Malaria occurs in tropical zones throughout the world, where about half of all people live. Eradicated in the United States and Europe about 50 years ago and mostly forgotten in these regions, attention was once again called to the disease about ten years ago, when high-profile entities, such as the Gates Foundation, and Bono, singer for the rock band, U2, became involved.
Since then, the death rate from malaria has dropped by about half in Ethiopia, Rwanda, and Zambia, thanks in part to newly developed medicines that combat the disease and the widespread distribution of bed nets laced with insecticide that repel mosquitoes. While progress is evident, concerns that the parasites which cause the disease would eventually develop resistance to the medicines and/or the insecticides has kept the search for a vaccine ongoing.
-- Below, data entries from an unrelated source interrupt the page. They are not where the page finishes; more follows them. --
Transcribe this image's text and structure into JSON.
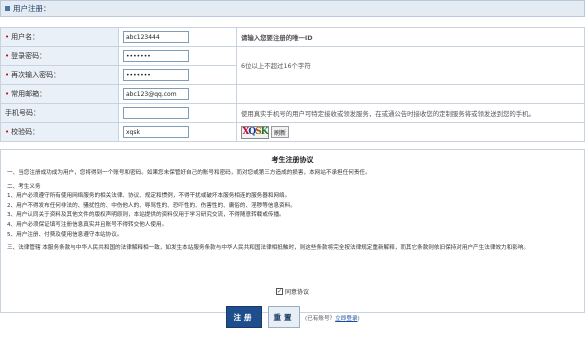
{
  "header": {
    "title": "用户注册："
  },
  "form": {
    "rows": [
      {
        "label": "用户名：",
        "required": true,
        "value": "abc123444",
        "type": "text",
        "hint": "请输入您要注册的唯一ID"
      },
      {
        "label": "登录密码：",
        "required": true,
        "value": "•••••••",
        "type": "password"
      },
      {
        "label": "再次输入密码：",
        "required": true,
        "value": "•••••••",
        "type": "password"
      },
      {
        "label": "常用邮箱：",
        "required": true,
        "value": "abc123@qq.com",
        "type": "text",
        "hint": ""
      },
      {
        "label": "手机号码：",
        "required": false,
        "value": "",
        "type": "text",
        "hint": "使用真实手机号的用户可特定接收或领发服务，在或通公告时接收您的定制服务将或领发送到您的手机。"
      },
      {
        "label": "校验码：",
        "required": true,
        "value": "xqsk",
        "type": "text"
      }
    ],
    "password_hint": "6位以上不超过16个字符",
    "captcha": {
      "chars": [
        "X",
        "Q",
        "S",
        "K"
      ],
      "refresh_label": "刷新"
    }
  },
  "agreement": {
    "title": "考生注册协议",
    "paragraphs": [
      "一、当您注册成功成为用户，您将得到一个账号和密码。如果您未保管好自己的账号和密码，而对您或第三方造成的损害，本网站不承担任何责任。",
      "",
      "二、考生义务",
      "1、用户必须遵守所有使用网络服务的相关法律、协议、规定和惯例，不得干扰或破坏本服务相连的服务器和网络。",
      "2、用户不得发布任何非法的、骚扰性的、中伤他人的、辱骂性的、恐吓性的、伤害性的、庸俗的、淫秽等信息资料。",
      "3、用户认同关于资料及其他文件的版权声明原则，本站提供的资料仅用于学习研究交流，不得随意转载或传播。",
      "4、用户必须保证填写注册信息真实并且账号不得转交他人使用。",
      "5、用户注册、付费及使用信息遵守本站协议。",
      "",
      "三、法律管辖  本服务条款与中华人民共和国的法律解释相一致，如发生本站服务条款与中华人民共和国法律相抵触时，则这些条款将完全按法律规定重新解释，而其它条款则依旧保持对用户产生法律效力和影响。"
    ],
    "agree_label": "同意协议",
    "agree_checked_glyph": "✓"
  },
  "buttons": {
    "register": "注册",
    "reset": "重置",
    "login_prompt": "(已有账号？",
    "login_link": "立即登录",
    "login_suffix": ")"
  },
  "colors": {
    "primary": "#1f4e8c",
    "required": "#d00000",
    "header_bg": "#e4ebf3",
    "label_bg": "#eaf0f7"
  }
}
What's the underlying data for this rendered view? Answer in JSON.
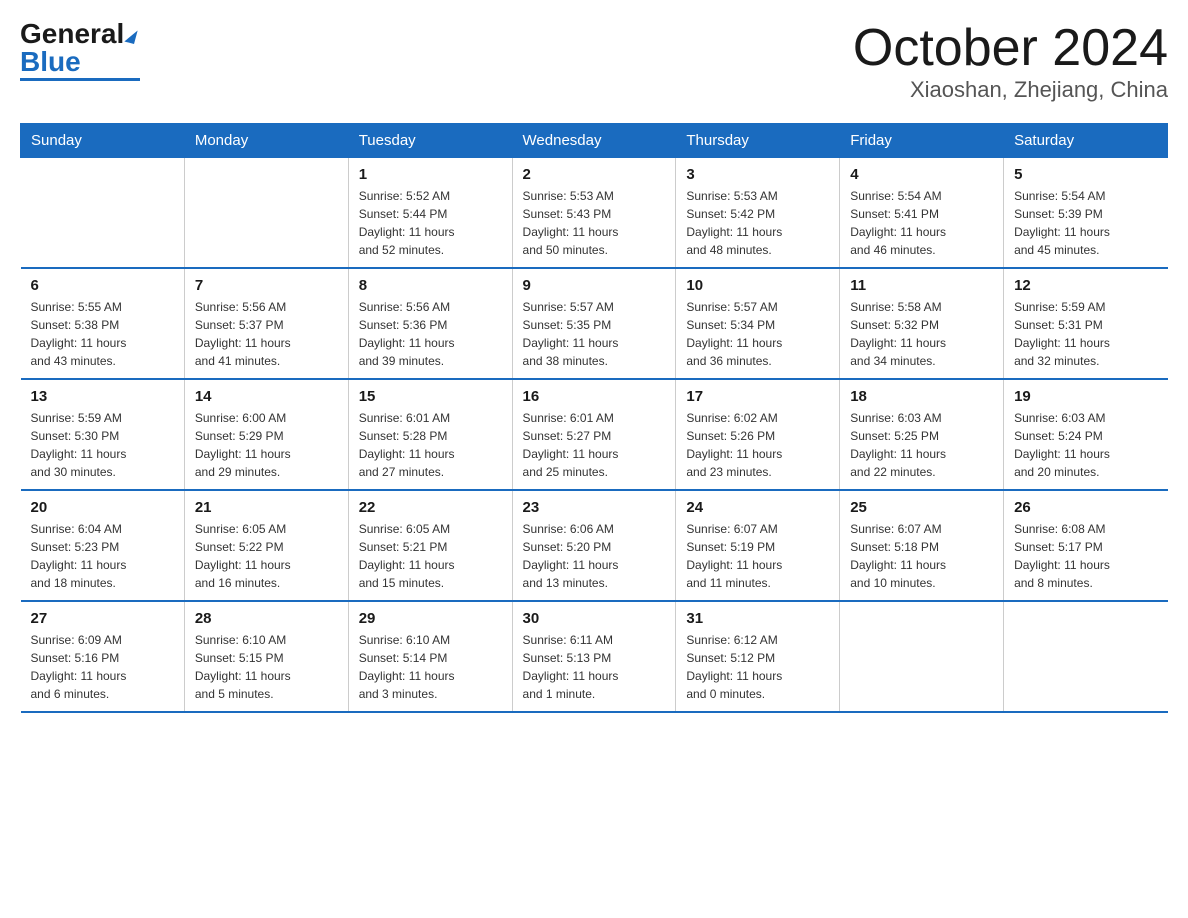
{
  "logo": {
    "general": "General",
    "blue": "Blue"
  },
  "title": "October 2024",
  "location": "Xiaoshan, Zhejiang, China",
  "headers": [
    "Sunday",
    "Monday",
    "Tuesday",
    "Wednesday",
    "Thursday",
    "Friday",
    "Saturday"
  ],
  "weeks": [
    [
      {
        "day": "",
        "info": ""
      },
      {
        "day": "",
        "info": ""
      },
      {
        "day": "1",
        "info": "Sunrise: 5:52 AM\nSunset: 5:44 PM\nDaylight: 11 hours\nand 52 minutes."
      },
      {
        "day": "2",
        "info": "Sunrise: 5:53 AM\nSunset: 5:43 PM\nDaylight: 11 hours\nand 50 minutes."
      },
      {
        "day": "3",
        "info": "Sunrise: 5:53 AM\nSunset: 5:42 PM\nDaylight: 11 hours\nand 48 minutes."
      },
      {
        "day": "4",
        "info": "Sunrise: 5:54 AM\nSunset: 5:41 PM\nDaylight: 11 hours\nand 46 minutes."
      },
      {
        "day": "5",
        "info": "Sunrise: 5:54 AM\nSunset: 5:39 PM\nDaylight: 11 hours\nand 45 minutes."
      }
    ],
    [
      {
        "day": "6",
        "info": "Sunrise: 5:55 AM\nSunset: 5:38 PM\nDaylight: 11 hours\nand 43 minutes."
      },
      {
        "day": "7",
        "info": "Sunrise: 5:56 AM\nSunset: 5:37 PM\nDaylight: 11 hours\nand 41 minutes."
      },
      {
        "day": "8",
        "info": "Sunrise: 5:56 AM\nSunset: 5:36 PM\nDaylight: 11 hours\nand 39 minutes."
      },
      {
        "day": "9",
        "info": "Sunrise: 5:57 AM\nSunset: 5:35 PM\nDaylight: 11 hours\nand 38 minutes."
      },
      {
        "day": "10",
        "info": "Sunrise: 5:57 AM\nSunset: 5:34 PM\nDaylight: 11 hours\nand 36 minutes."
      },
      {
        "day": "11",
        "info": "Sunrise: 5:58 AM\nSunset: 5:32 PM\nDaylight: 11 hours\nand 34 minutes."
      },
      {
        "day": "12",
        "info": "Sunrise: 5:59 AM\nSunset: 5:31 PM\nDaylight: 11 hours\nand 32 minutes."
      }
    ],
    [
      {
        "day": "13",
        "info": "Sunrise: 5:59 AM\nSunset: 5:30 PM\nDaylight: 11 hours\nand 30 minutes."
      },
      {
        "day": "14",
        "info": "Sunrise: 6:00 AM\nSunset: 5:29 PM\nDaylight: 11 hours\nand 29 minutes."
      },
      {
        "day": "15",
        "info": "Sunrise: 6:01 AM\nSunset: 5:28 PM\nDaylight: 11 hours\nand 27 minutes."
      },
      {
        "day": "16",
        "info": "Sunrise: 6:01 AM\nSunset: 5:27 PM\nDaylight: 11 hours\nand 25 minutes."
      },
      {
        "day": "17",
        "info": "Sunrise: 6:02 AM\nSunset: 5:26 PM\nDaylight: 11 hours\nand 23 minutes."
      },
      {
        "day": "18",
        "info": "Sunrise: 6:03 AM\nSunset: 5:25 PM\nDaylight: 11 hours\nand 22 minutes."
      },
      {
        "day": "19",
        "info": "Sunrise: 6:03 AM\nSunset: 5:24 PM\nDaylight: 11 hours\nand 20 minutes."
      }
    ],
    [
      {
        "day": "20",
        "info": "Sunrise: 6:04 AM\nSunset: 5:23 PM\nDaylight: 11 hours\nand 18 minutes."
      },
      {
        "day": "21",
        "info": "Sunrise: 6:05 AM\nSunset: 5:22 PM\nDaylight: 11 hours\nand 16 minutes."
      },
      {
        "day": "22",
        "info": "Sunrise: 6:05 AM\nSunset: 5:21 PM\nDaylight: 11 hours\nand 15 minutes."
      },
      {
        "day": "23",
        "info": "Sunrise: 6:06 AM\nSunset: 5:20 PM\nDaylight: 11 hours\nand 13 minutes."
      },
      {
        "day": "24",
        "info": "Sunrise: 6:07 AM\nSunset: 5:19 PM\nDaylight: 11 hours\nand 11 minutes."
      },
      {
        "day": "25",
        "info": "Sunrise: 6:07 AM\nSunset: 5:18 PM\nDaylight: 11 hours\nand 10 minutes."
      },
      {
        "day": "26",
        "info": "Sunrise: 6:08 AM\nSunset: 5:17 PM\nDaylight: 11 hours\nand 8 minutes."
      }
    ],
    [
      {
        "day": "27",
        "info": "Sunrise: 6:09 AM\nSunset: 5:16 PM\nDaylight: 11 hours\nand 6 minutes."
      },
      {
        "day": "28",
        "info": "Sunrise: 6:10 AM\nSunset: 5:15 PM\nDaylight: 11 hours\nand 5 minutes."
      },
      {
        "day": "29",
        "info": "Sunrise: 6:10 AM\nSunset: 5:14 PM\nDaylight: 11 hours\nand 3 minutes."
      },
      {
        "day": "30",
        "info": "Sunrise: 6:11 AM\nSunset: 5:13 PM\nDaylight: 11 hours\nand 1 minute."
      },
      {
        "day": "31",
        "info": "Sunrise: 6:12 AM\nSunset: 5:12 PM\nDaylight: 11 hours\nand 0 minutes."
      },
      {
        "day": "",
        "info": ""
      },
      {
        "day": "",
        "info": ""
      }
    ]
  ]
}
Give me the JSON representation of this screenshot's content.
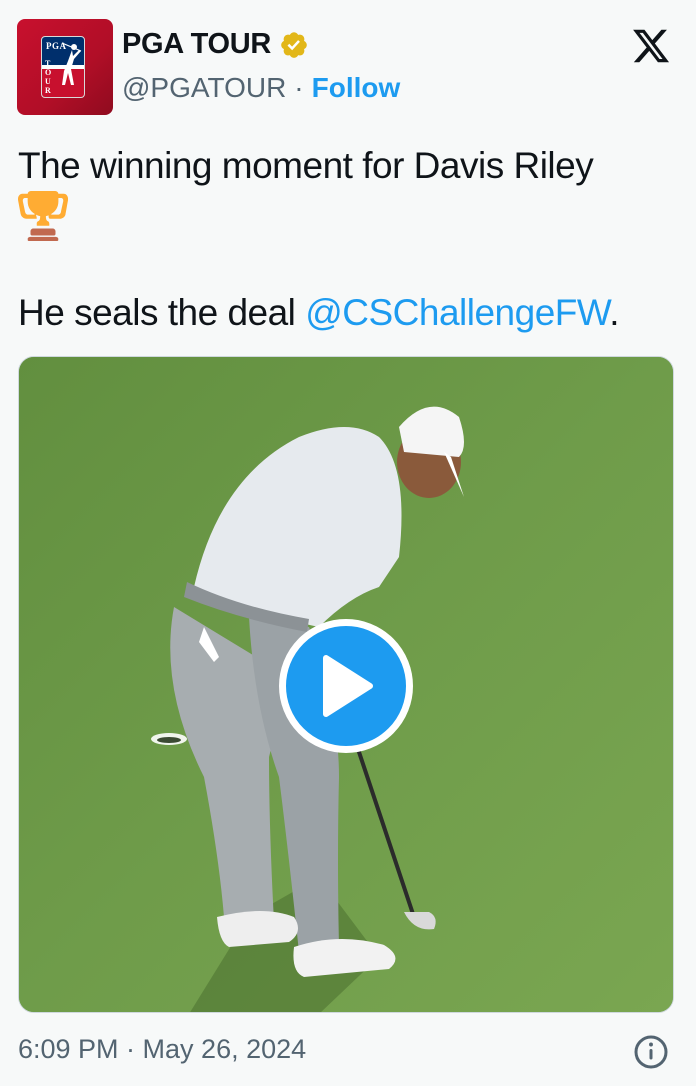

Malaria occurs when a parasite-infested mosquito bites a person, who feels fine for about a week as the parasite travels through the bloodstream to the liver, where it reproduces. The new colony of parasites then reenters the bloodstream, where they invade red blood cells and replicate at a rate of 10 times in a 48-hour period. This replication process causes the red blood cell to burst, releasing these new parasites, which further spread infection. The RTS,S vaccine targets the parasite while it is still in the liver.
The pharmaceutical company GlaxoSmithKline Biologicals, of Belgium, developed the RTS,S vaccine, along with support from the nonprofit consortium, PATH Malaria Vaccine Initiative, which works collaboratively with drug companies all around the world. The current target date for licensure is 2011, which would make the vaccine available for use as early as 2012.